Reduction of CO2 during serpentinization of olivine at 300 8C and 500 bar: Correction
Geology, v. 24, p. 351–354 (April 1996)
In our recent paper, we reported synthesis of an unusual morphologically distinct carbon-bearing phase to account for a depletion in dissolved CO2 concentrations during our study. Subsequently, however, Dr. Satish Srivastava notified us that this “phase” strongly resembled pine pollen, which was later confirmed by palynologists at the University of Minnesota. Apparently, the pollen contamination was introduced in the course of filtration and drying operations that were used to prepare run products for analysis. These procedures were performed at a time coinciding precisely with the local release of pollen from pines in our area.

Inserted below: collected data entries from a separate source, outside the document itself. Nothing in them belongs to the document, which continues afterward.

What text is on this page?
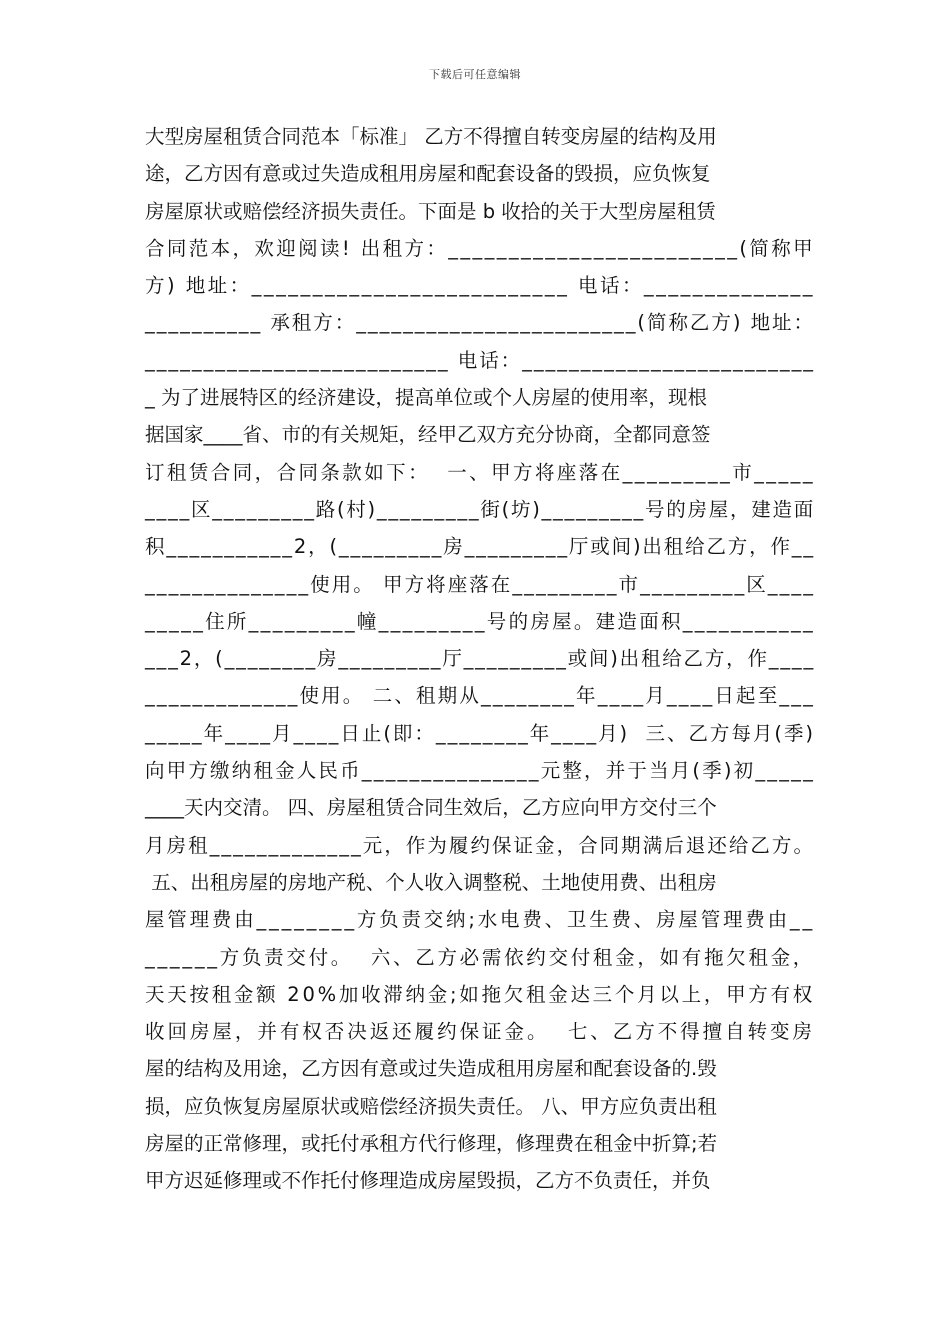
下载后可任意编辑
大型房屋租赁合同范本「标准」 乙方不得擅自转变房屋的结构及用
途，乙方因有意或过失造成租用房屋和配套设备的毁损，应负恢复
房屋原状或赔偿经济损失责任。下面是 b 收拾的关于大型房屋租赁
合同范本，欢迎阅读! 出租方：________________________(简称甲
方) 地址：__________________________ 电话：______________
__________ 承租方：________________________(简称乙方) 地址：
__________________________ 电话：_________________________
_ 为了进展特区的经济建设，提高单位或个人房屋的使用率，现根
据国家____省、市的有关规矩，经甲乙双方充分协商，全都同意签
订租赁合同，合同条款如下：  一、甲方将座落在_________市_____
____区_________路(村)_________街(坊)_________号的房屋，建造面
积___________2，(_________房_________厅或间)出租给乙方，作__
______________使用。 甲方将座落在_________市_________区____
_____住所_________幢_________号的房屋。建造面积___________
___2，(________房_________厅_________或间)出租给乙方，作____
_____________使用。 二、租期从________年____月____日起至___
_____年____月____日止(即：________年____月)  三、乙方每月(季)
向甲方缴纳租金人民币_______________元整，并于当月(季)初_____
____天内交清。 四、房屋租赁合同生效后，乙方应向甲方交付三个
月房租_____________元，作为履约保证金，合同期满后退还给乙方。
五、出租房屋的房地产税、个人收入调整税、土地使用费、出租房
屋管理费由________方负责交纳;水电费、卫生费、房屋管理费由__
______方负责交付。  六、乙方必需依约交付租金，如有拖欠租金，
天天按租金额 20%加收滞纳金;如拖欠租金达三个月以上，甲方有权
收回房屋，并有权否决返还履约保证金。  七、乙方不得擅自转变房
屋的结构及用途，乙方因有意或过失造成租用房屋和配套设备的.毁
损，应负恢复房屋原状或赔偿经济损失责任。 八、甲方应负责出租
房屋的正常修理，或托付承租方代行修理，修理费在租金中折算;若
甲方迟延修理或不作托付修理造成房屋毁损，乙方不负责任，并负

This correction actually simplifies the interpretation of the results, because the origin of the unusual “phase” was problematic. It was not predicted to form from thermodynamic relations. This does not affect the more important conclusion in our paper of coupled H2 generation and slow conversion of CO2 to CH4 ,C2H6, and C3H8 during serpentinization. It is now likely, however, that the large loss in dissolved CO2 observed during the experiment was caused by precipitation of amorphous carbon or graphite—a phase that was predicted to precipitate during the experiment based on fluid-mineral equilibria calculations and that was observed in trace amounts.
We thank Dr. Satish Srivastava for bringing this to our attention.